Он стал вставать, опираясь рукой на стул, но повалил его и снова сел на пол.
— Чёрт! — выругался он с омерзением. Румяный офицер стоял и улыбался. Видно было по всему, что он доволен унижением усатого.
— Хорёк! — не то выругался, не то похвалил он Ганку. — Куда он вас?
— Не надо... — тупо повторил усатый и осторожно повертел шеей. — Дайте воды!
Ему налили стакан.
Он взял его, но только пригубил и отставил в сторону. Потом встал, посмотрел на солдат и неожиданно рассвирепел.
— А вы чего тут? — закричал он. — Ну, чего, чего рты разинули? Чего не видели?! Кто у вас тут старший? Взять эту чешскую свинью!
Вошла мать с большим узлом и положила его на стол.
— Вот, Ганка, — сказала она.
Ганка лежал на ковре, согнув ноги в коленях.
Мать подошла к нему.
— Вот, Ганка, — сказала она ласково, наклоняясь над ним, так, как будто ничего не случилось. — Здесь я вам положила кое-какие вещи — хлеб, сало, смену белья, потом одеяло и подушку.
— Да он не донесёт! — сказал солдат. — Какое ему тут сало! Тут ему не сало нужно, а...

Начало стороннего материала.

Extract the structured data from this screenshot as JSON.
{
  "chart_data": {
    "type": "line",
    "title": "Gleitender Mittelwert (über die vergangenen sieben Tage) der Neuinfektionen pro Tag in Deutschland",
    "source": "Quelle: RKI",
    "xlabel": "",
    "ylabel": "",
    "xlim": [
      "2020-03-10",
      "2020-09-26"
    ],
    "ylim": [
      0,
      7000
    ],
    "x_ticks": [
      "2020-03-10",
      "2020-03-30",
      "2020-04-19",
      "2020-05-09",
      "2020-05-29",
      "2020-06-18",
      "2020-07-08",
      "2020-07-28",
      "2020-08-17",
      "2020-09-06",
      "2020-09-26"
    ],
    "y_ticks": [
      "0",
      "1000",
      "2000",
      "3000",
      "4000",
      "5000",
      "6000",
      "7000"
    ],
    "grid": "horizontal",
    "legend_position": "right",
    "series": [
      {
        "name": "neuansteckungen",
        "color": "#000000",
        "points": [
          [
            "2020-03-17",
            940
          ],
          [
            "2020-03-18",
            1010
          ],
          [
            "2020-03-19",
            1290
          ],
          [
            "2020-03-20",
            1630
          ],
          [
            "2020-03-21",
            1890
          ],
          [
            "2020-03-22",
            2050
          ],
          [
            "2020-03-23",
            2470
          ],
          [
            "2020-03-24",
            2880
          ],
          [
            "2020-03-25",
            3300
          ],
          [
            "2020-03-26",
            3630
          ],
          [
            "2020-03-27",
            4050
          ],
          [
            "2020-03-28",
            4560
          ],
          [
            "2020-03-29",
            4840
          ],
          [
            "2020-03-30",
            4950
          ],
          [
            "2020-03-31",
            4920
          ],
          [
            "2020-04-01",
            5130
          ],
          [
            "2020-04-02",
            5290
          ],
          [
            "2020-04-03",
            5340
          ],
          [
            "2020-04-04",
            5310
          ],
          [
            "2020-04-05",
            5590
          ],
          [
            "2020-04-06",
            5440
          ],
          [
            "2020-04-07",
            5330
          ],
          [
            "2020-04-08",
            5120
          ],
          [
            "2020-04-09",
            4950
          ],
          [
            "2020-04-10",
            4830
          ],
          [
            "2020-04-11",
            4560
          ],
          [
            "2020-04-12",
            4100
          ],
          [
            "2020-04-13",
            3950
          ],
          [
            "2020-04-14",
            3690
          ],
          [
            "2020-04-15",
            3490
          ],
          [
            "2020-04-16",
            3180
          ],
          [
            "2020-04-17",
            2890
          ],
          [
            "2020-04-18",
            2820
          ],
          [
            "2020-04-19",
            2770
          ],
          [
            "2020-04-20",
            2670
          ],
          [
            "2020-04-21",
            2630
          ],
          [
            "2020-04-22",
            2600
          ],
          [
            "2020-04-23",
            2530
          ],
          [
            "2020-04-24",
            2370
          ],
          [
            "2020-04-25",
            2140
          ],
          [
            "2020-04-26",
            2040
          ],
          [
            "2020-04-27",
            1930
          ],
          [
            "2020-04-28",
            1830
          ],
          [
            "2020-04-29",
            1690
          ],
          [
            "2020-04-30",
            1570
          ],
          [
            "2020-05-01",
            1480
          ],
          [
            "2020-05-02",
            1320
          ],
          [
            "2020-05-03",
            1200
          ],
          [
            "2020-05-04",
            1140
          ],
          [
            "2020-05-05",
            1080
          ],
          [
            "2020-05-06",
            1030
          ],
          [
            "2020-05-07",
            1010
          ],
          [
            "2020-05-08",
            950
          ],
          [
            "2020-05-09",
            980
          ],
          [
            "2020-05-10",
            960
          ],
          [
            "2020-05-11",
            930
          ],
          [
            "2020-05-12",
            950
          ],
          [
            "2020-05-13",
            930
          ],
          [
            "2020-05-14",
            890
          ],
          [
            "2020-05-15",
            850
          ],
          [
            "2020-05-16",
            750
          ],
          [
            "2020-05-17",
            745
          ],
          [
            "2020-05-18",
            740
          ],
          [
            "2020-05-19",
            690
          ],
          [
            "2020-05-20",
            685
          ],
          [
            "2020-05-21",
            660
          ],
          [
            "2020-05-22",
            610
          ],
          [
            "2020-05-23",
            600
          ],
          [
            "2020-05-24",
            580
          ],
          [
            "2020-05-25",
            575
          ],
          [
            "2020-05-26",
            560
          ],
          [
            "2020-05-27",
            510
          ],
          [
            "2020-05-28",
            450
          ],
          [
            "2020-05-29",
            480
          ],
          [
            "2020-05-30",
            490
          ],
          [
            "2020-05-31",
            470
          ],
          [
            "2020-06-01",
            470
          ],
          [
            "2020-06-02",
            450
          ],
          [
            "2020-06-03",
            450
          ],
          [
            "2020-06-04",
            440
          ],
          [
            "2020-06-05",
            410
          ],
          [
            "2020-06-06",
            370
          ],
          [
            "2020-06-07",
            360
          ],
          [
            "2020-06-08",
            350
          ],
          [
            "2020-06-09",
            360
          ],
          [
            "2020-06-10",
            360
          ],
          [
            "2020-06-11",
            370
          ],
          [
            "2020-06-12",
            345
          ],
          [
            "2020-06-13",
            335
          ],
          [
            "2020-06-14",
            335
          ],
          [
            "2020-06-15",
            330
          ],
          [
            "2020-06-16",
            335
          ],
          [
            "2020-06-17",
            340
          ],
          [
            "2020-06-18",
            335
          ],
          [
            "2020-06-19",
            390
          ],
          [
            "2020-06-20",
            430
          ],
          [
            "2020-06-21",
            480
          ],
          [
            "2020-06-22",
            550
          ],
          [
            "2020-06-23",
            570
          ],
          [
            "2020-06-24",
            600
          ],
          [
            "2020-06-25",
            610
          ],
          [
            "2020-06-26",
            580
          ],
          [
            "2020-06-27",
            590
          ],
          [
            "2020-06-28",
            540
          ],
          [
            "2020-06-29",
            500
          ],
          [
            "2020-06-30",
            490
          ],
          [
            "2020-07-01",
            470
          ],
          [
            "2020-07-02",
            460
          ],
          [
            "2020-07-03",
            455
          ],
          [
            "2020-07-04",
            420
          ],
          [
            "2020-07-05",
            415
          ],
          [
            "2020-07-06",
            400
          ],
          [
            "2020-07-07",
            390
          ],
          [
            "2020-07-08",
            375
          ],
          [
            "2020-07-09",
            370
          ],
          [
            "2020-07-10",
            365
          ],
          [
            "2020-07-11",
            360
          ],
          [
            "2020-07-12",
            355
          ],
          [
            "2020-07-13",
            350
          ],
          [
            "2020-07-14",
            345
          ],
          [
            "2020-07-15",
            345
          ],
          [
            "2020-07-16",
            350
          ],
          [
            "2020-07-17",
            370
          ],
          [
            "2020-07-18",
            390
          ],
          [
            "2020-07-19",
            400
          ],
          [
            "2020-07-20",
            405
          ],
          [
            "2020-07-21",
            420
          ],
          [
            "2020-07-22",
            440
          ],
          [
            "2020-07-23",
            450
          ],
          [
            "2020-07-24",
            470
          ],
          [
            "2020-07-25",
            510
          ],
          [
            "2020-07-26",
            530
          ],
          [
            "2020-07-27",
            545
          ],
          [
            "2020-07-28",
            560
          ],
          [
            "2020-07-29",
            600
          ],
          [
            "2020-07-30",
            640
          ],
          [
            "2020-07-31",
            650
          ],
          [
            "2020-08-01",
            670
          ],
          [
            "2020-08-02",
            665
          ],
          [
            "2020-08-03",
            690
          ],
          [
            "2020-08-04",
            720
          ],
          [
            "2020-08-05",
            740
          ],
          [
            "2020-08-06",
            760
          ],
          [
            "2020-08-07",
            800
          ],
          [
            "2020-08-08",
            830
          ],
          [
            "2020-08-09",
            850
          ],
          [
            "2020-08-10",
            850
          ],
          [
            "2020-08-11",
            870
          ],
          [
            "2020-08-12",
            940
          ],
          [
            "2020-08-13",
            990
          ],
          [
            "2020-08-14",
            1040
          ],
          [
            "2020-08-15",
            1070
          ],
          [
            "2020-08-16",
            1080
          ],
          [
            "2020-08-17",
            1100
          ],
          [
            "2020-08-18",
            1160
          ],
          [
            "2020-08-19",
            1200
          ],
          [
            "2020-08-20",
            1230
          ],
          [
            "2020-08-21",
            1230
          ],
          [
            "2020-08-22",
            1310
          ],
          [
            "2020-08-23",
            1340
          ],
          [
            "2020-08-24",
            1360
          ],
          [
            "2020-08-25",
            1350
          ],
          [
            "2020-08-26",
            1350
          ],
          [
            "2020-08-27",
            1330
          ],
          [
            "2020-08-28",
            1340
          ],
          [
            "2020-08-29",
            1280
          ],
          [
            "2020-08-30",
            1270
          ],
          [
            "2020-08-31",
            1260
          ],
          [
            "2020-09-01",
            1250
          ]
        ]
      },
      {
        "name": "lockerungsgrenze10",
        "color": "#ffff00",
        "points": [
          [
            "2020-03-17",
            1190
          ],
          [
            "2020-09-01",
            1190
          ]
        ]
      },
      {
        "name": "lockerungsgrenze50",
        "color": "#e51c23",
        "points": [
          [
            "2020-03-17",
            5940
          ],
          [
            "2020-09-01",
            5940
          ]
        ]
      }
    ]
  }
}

Между тем Ганку подняли и поставили на ноги. Он стоял, закрыв глаза и полуоткрыв рот.
— Сало! — повторил солдат. — Какое ему тут сало! Вы посмотрите-ка на него! Сало! — и он, ухмыляясь, покачал головой.
— Да как же так? Как он пойдёт? — забеспокоилась мать. — У него же ничего нет.
— «Как же так! Как пойдёт!» — закричал усатый, каким-то чуть ли не бабьим, скандальным голосом. — А вот бегать не надо! Не надо бегать! Надо себя вести по-человечески! Он имел полную возможность и собраться, и всё!.. Вот мы ему теперь покажем это освещение...
Он закашлялся, задохнулся, затрясся, затопал ногами, пересиливая кашель, и махнул рукой.
— Давайте сюда, — сказал матери солдат, — я донесу. Не бойтесь, давайте, всё цело будет.
Они ушли, не захватив рукописи.
Ганка лежал на руках солдат, и глаза его были устремлены мимо лица матери, мимо вещей и стен...
— Вот, — сказала мать, когда дверь захлопнулась за последним солдатом. — Теперь ты понимаешь, от чего я хочу избавить тебя!
Отец сидел в кресле, смотрел на мать, и глаза у него были дикие и бессмысленные.
— Господи, — сказал он тихо, — что же это такое было?